In the week leading up to today’s Shays Seminar event, we have asked participants to do a little research on the people who involved in Shays Rebellion, and to narrow the focus on their stories. In a shared document, participants’ insights into the motivations and impact of actions of these people — some famous, but most of the figures chosen are common people, caught up in the movement on either side — have humanized a historical event.

I chose Jonathan Judd, who hailed from the town where I teach. Judd changed his position about the Rebellion, ending up supporting the suppression of the revolt. As I note, I’ve had some of his descendants as students, so I was curious to learn more about him.

I have had some students who are descendants of Jonathan Judd, of Southampton (where I teach and where the Judds are still prominent), so I was curious about this man. It’s interesting how he seemed to lean back towards the idea of the Monarch for at least lending stability to governance, in contrast to what he saw as mob rule with Shays. This led him to go to Springfield to protect the Supreme Court from the mob. I wonder if he ever changed his mind about the actions of the rebels?

Peace (past and present),
Kevin

PS — my fellow PD facilitators and I have grappled with how to spell Shay’s Rebellion, or Shays’ Rebellion, or Shays Rebellion.
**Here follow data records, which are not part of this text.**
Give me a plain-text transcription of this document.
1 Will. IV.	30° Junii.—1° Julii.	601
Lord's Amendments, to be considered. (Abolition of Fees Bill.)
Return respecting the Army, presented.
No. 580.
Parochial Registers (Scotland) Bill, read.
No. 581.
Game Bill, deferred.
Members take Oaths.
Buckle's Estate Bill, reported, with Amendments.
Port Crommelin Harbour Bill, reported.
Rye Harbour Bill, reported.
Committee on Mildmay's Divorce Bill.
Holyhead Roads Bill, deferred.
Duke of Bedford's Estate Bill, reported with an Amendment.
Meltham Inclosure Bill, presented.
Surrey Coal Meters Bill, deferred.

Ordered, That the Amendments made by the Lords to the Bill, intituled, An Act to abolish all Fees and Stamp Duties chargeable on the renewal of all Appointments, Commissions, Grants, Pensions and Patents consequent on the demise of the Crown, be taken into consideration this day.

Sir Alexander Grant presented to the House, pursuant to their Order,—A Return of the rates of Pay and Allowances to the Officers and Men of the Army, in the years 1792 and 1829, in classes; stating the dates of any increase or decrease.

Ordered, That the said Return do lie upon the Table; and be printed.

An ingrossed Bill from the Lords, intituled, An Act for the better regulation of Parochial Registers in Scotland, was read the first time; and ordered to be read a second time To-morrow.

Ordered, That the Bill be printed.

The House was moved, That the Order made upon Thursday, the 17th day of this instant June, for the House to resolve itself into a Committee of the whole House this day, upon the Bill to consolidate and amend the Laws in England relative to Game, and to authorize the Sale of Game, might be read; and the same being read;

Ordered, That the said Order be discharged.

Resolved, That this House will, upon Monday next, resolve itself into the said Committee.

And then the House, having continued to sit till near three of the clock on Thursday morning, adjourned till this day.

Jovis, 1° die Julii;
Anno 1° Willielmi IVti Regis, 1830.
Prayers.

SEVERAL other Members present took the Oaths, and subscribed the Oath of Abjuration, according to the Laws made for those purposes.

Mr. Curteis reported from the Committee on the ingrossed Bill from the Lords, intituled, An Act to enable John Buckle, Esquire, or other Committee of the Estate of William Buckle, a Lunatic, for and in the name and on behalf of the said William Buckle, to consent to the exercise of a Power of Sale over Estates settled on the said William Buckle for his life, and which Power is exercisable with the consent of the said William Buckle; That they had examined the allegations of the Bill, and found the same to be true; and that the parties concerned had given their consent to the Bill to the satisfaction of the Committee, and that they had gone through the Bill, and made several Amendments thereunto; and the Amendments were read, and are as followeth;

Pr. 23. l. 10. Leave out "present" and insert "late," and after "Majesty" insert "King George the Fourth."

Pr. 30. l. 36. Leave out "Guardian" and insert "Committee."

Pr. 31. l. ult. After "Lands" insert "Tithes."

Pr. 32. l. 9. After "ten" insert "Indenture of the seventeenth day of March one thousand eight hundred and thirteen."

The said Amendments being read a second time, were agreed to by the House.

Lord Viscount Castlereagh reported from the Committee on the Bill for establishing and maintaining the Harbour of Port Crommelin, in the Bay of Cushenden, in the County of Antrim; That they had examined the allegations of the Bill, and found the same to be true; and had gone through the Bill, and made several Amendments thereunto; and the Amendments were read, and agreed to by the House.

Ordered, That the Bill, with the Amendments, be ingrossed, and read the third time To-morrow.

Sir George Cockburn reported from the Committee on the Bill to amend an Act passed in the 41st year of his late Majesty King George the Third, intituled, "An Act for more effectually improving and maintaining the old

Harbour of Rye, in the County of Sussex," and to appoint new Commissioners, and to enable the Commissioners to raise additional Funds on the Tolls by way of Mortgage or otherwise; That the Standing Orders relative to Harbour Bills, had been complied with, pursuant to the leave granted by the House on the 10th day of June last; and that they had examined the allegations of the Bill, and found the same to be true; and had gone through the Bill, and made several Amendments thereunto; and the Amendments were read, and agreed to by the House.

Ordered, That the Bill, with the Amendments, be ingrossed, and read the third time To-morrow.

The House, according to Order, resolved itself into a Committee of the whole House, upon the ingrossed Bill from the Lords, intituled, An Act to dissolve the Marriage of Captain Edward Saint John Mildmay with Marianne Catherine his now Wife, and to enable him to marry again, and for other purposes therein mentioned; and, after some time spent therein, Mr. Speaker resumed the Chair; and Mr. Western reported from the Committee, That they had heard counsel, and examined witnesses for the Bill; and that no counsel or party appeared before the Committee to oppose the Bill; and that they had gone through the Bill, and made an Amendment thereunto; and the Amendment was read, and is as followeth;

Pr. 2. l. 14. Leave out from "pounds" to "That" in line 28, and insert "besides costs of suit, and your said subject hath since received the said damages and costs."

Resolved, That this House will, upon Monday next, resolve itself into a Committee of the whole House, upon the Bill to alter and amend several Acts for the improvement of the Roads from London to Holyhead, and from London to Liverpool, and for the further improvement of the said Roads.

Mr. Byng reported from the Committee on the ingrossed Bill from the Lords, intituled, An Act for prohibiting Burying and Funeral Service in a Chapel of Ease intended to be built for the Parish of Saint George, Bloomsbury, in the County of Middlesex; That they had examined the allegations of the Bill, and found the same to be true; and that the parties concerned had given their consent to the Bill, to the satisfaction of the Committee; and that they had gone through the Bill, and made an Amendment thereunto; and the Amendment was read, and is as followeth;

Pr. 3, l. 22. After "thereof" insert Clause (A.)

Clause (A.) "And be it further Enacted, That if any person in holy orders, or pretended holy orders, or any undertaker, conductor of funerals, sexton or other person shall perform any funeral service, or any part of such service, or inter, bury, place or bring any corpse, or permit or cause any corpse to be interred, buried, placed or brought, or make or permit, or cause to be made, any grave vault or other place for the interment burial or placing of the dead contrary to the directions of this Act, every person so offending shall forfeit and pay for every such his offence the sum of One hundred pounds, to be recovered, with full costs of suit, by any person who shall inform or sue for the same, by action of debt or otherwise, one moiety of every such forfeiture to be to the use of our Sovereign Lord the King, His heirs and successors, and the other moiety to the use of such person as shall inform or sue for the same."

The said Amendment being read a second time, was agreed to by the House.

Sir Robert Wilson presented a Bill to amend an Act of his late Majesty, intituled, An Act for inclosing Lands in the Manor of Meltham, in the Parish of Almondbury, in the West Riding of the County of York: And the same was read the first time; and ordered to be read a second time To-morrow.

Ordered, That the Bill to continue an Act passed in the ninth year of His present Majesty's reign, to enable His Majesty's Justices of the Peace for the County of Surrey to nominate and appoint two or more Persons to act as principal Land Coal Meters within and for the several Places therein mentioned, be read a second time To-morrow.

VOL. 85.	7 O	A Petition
The Massachusetts Historical Society notes the difficulty in a common grammar.

The historical folks note:

Grammarians seem to be as divided over how to spell the possessive form of Daniel Shays’/Shays’s name as historians have been over the causes and consequences of “his” rebellion. The Chicago Manual of Style would make it “Shays’s,” but notes, “feelings on these matters sometimes run high.” The Massachusetts Historical Society library conforms to the spelling of Library of Congress subject headings, so has it, “Shays’ Rebellion,” but authors who have written about this topic are almost equally divided. An early history of Pelham, Massachusetts by Charles O. Parmenter gives us an alternative by referring to it as “The Shays Rebellion.”